パソーラは7、9、10日に西・南西スンバ県内の3カ所で開かれた。3日間のうち最大規模となった西スンバ県ランボヤ郡パティアラ・バワ村で10日に開かれたパソーラは、飾り立てられた馬に乗って戦う数百人の男たちを取り囲むように、約1万5千人の観客が集まった。
「行け!」「進め!」の声に混じって「殺せ!」の掛け声も聞こえる。やりが相手の体や馬に当たったりかすめたりするたびに、大きな歓声が上がる。1メートル以上ある木製のやりは30〜50メートルほど飛び、地面で折れるものもあった。
パソーラはマラプの司祭である「ラト」の指示によって進行する。早朝には海辺でイソメやゴカイの仲間とされる「ニャレ」を捕り、状態を確認する儀式が行われる。
ニャレはマラプ信仰では精霊とされており、太く生きが良いものがたくさん捕れると、その年の豊作が約束されるという。

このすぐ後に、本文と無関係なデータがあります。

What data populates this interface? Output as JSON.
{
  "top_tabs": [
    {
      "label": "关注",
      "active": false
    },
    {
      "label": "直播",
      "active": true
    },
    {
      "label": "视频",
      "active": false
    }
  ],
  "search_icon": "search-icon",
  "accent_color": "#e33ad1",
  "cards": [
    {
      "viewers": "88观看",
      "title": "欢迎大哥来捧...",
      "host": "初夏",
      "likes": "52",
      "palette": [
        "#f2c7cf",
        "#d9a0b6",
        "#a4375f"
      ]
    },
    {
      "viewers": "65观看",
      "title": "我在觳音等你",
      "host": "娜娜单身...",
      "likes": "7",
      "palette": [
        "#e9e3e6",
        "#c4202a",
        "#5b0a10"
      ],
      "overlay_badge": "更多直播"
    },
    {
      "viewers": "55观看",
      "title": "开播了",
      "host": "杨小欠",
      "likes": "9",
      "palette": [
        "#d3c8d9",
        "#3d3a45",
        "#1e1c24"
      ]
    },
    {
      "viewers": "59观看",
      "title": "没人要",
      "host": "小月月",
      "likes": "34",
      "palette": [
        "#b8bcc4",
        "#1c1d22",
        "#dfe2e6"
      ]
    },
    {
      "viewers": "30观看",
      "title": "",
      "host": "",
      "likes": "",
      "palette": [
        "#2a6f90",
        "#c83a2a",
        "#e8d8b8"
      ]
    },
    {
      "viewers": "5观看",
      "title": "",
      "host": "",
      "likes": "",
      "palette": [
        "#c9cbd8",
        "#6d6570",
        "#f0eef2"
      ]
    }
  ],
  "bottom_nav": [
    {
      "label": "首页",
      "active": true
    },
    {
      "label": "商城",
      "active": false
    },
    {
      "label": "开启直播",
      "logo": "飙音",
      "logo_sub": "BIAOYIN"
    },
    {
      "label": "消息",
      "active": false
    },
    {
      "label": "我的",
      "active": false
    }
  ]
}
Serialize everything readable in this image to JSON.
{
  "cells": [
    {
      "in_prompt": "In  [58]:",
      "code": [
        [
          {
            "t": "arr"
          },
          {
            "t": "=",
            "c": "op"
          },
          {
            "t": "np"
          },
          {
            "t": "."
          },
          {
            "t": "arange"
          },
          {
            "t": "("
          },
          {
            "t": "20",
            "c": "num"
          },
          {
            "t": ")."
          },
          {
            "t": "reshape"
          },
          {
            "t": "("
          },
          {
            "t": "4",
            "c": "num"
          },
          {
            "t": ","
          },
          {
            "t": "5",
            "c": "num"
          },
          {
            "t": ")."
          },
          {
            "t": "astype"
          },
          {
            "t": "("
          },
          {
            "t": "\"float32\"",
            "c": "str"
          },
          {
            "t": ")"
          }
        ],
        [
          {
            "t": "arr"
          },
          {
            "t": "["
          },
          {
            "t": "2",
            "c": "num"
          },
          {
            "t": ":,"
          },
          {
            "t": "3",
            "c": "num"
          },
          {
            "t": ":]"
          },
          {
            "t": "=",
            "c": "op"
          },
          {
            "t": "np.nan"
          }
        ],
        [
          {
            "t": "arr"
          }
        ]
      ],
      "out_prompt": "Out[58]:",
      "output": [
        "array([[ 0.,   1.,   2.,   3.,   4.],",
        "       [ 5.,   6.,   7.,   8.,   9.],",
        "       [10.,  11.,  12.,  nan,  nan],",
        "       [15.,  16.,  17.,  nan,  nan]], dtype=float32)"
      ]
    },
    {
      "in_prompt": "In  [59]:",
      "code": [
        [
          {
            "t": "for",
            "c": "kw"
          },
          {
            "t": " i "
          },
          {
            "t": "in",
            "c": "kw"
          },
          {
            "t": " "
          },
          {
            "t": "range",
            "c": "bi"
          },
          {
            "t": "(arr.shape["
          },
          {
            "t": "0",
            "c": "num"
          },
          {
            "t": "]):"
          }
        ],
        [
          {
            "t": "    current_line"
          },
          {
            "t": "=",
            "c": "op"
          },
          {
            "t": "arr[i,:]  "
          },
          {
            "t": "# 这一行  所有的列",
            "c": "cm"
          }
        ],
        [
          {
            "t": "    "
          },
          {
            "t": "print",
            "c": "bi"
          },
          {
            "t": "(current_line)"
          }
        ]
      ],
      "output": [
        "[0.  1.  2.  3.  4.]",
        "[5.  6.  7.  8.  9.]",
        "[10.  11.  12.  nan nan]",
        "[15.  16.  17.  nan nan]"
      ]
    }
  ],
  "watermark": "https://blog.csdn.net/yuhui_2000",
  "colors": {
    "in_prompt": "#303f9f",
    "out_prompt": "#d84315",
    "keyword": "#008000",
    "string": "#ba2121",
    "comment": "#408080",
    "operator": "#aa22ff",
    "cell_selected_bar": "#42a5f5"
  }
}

10日早朝には会場近くのケラウェイ海岸で、村々から集まった25人のラトが儀式を取り仕切った。
ランボヤ・バラット村から来たラトの1人で、郡長でもあるダクット・エダ・ボラさん(49)は「ニャレの状態はとても良く、ことしはどの作物も豊作だ。パソーラもうまくいくだろう」と話した。
パソーラでは山と海の二つのチームに分けられるが、勝敗は決めない。参加者は村で投げ方などの練習を重ねる。馬を持つ男性で希望者は誰でも参加できる。けがや死者が出ても、流れた血が大地を豊かにすると信じられているという。
過去に3回、パソーラで戦った経験を持つアンドレアス・スバニさん(22)。後頭部にやりが当たり、流血したこともある。「(パソーラ)は大事な習慣。勇敢であることを示すことができるから、勇気のある人は参加する。けがはよくあることで、怖くない」と話し、戦いの前に笑顔を見せた。